Classic coc au vin gets an update when paired with spaetzle. The flatware is by Arte Italica.
COQ AU VIN
2 750-ml. bottles dry, full-bodied red wine
2 3 ½-lb. chickens, cut into 4 breasts, 4 thighs, and 4 legs
4 celery stalks, peeled and cut into 2" batons
2 heads garlic, sliced in half
2 lbs. button mushrooms, cleaned and trimmed
1 lb. pearl onions, peeled
½ lb. slab bacon, cut into ¼" batons
1 sachet of 8 sprigs thyme, 1 fresh bay leaf, 2 tsp. coriander seed, and 1 tsp. cracked white pepper, tied in cheesecloth with twine
4 T flour
4 cups unsalted chicken stock
½ bunch fresh parsley, leaves picked
Salt and freshly ground pepper to taste
In a large saucepan, reduce the wine by half, then set aside to cool. Place the chicken in a large container with the celery, garlic, mushrooms, onions, bacon, and sachet. Cover all ingredients with the reduced wine and marinate in the refrigerator overnight.
Preheat the oven to 325°F. Drain the marinated ingredients; reserve the wine. Pat the ingredients dry, and season the chicken with salt and pepper. Place a large Dutch oven over medium heat and add the bacon. Cook, stirring until crisp, and then remove with a slotted spoon and reserve. Sear the chicken on all sides in the bacon fat (you may need to do this in batches). Remove the chicken; add the vegetables and sachet, and cook, stirring occasionally, about 5 minutes. Add the flour and cook, stirring, for another 4 minutes.
Add the wine, crisped bacon, chicken, and chicken stock. Bring to a simmer, cover with a round of parchment, and transfer to the oven. Cook, stirring and basting the chicken at least three times, until the chicken is tender at the bone, 1 to 1½ hours.

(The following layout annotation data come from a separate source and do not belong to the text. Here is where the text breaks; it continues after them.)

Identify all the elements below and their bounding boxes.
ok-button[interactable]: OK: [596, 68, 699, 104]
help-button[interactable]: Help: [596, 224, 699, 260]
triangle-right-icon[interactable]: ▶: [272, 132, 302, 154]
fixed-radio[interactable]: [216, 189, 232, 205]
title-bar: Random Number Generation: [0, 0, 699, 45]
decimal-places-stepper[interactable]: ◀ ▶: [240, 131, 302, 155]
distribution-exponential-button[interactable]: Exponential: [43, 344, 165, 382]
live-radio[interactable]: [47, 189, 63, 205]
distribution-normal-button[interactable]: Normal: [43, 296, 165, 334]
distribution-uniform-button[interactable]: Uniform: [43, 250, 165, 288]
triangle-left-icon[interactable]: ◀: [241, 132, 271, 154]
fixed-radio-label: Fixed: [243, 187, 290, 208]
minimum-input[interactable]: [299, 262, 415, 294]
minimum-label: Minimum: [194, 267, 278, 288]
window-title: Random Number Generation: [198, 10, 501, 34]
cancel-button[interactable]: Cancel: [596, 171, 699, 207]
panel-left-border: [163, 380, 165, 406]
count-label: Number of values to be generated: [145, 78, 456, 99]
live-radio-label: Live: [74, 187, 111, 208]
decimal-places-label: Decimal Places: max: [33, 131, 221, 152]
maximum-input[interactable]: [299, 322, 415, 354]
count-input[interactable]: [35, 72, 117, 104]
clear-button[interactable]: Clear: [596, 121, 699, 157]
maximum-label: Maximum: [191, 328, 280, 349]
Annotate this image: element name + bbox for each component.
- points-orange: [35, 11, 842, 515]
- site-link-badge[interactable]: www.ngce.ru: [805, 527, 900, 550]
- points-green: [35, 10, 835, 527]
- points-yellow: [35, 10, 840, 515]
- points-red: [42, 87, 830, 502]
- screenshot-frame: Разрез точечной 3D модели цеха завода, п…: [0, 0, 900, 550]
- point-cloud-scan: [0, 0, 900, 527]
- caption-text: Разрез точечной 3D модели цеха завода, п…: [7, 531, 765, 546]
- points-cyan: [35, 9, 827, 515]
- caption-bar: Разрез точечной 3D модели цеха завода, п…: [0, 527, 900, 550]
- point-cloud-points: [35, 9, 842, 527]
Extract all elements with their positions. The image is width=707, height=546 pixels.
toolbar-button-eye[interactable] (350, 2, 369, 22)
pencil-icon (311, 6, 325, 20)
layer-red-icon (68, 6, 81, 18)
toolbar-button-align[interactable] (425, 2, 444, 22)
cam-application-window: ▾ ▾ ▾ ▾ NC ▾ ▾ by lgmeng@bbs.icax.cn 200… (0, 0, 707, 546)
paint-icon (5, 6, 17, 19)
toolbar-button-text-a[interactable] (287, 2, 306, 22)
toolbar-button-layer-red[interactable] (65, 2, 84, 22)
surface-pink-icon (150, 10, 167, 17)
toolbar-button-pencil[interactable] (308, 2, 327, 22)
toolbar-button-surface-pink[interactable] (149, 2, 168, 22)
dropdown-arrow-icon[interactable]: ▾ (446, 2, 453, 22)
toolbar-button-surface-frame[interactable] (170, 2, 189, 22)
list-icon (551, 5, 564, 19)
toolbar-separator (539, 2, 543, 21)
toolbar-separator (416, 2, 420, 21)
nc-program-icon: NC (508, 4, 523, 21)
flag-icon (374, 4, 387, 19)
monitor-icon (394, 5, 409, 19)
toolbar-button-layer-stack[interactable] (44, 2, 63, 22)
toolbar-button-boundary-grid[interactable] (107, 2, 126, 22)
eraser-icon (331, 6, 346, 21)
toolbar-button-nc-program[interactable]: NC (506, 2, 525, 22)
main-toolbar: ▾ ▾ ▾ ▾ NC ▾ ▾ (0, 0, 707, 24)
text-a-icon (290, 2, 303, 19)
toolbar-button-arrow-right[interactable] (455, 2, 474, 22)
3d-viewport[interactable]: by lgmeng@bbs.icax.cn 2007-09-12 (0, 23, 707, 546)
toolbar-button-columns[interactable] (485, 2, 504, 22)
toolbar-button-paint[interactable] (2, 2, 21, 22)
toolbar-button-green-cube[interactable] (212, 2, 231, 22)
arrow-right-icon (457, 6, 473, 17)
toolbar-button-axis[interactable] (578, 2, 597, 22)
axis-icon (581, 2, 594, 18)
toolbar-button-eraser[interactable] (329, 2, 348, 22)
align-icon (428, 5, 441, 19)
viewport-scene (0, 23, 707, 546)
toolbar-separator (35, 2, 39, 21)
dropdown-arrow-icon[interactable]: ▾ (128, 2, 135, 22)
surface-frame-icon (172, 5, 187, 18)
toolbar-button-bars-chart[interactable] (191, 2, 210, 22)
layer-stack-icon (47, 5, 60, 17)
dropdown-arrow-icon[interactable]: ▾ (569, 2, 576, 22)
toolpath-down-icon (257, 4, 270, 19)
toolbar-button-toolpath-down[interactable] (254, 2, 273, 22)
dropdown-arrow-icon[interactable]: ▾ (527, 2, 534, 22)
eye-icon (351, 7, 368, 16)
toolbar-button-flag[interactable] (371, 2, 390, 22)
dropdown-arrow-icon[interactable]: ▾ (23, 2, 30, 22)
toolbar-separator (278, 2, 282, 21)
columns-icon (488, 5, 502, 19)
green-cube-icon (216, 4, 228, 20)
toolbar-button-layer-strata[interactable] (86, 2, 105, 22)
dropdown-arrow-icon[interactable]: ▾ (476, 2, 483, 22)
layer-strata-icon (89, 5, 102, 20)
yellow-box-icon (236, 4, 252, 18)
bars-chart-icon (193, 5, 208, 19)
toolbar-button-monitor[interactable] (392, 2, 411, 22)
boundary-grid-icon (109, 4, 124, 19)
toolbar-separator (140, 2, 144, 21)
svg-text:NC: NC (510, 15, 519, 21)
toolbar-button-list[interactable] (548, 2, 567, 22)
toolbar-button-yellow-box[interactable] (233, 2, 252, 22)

If the sauce seems too thin, remove the chicken and vegetables, return the sauce to the heat, and reduce until it reaches the desired consistency (it should coat the back of a spoon). Incorporate all the ingredients back together, season to taste, and serve, garnished with the parsley.
¾ cup whole milk
3 eggs 1 yolk
½ cup crème fraîche (or sour cream)
2 ¼ cups flour
½ tsp. salt, more to taste
1/8 tsp. ground white pepper, more to taste
1/8 tsp. ground nutmeg
2 tsp. olive oil
2 T butter
3 T chopped parsley
Bring a large pot of salted water to a boil. In a small bowl, whisk the milk, eggs, yolk, and crème fraîche until smooth. In a large bowl, whisk to combine the flour, ½ teaspoon salt, 1/8 tsp. pepper, and nutmeg, and make a well in the center. Pour the egg mixture into the well, and, using a spoon, stir from the middle outward, slowly pulling the dry ingredients into the wet. Once fully incorporated, stir for a few seconds more until the batter looks sticky. The batter should be fairly wet, but with a consistency thick enough to sit on top of a spaetzle maker, food mill, or colander. Press the batter through the spaetzle maker or colander into the boiling water. Once all the spaetzle rise to the surface, strain them, rinse in cold water, and toss in the olive oil to prevent sticking.
Brown half of the butter in a large non-stick sauté pan. Add half of the spaetzle, toss until lightly browned, and then toss in half of the parsley. Transfer the browned spaetzle to a bowl, and repeat the process with the re maining ingredients. If needed, season to taste with more salt and pepper.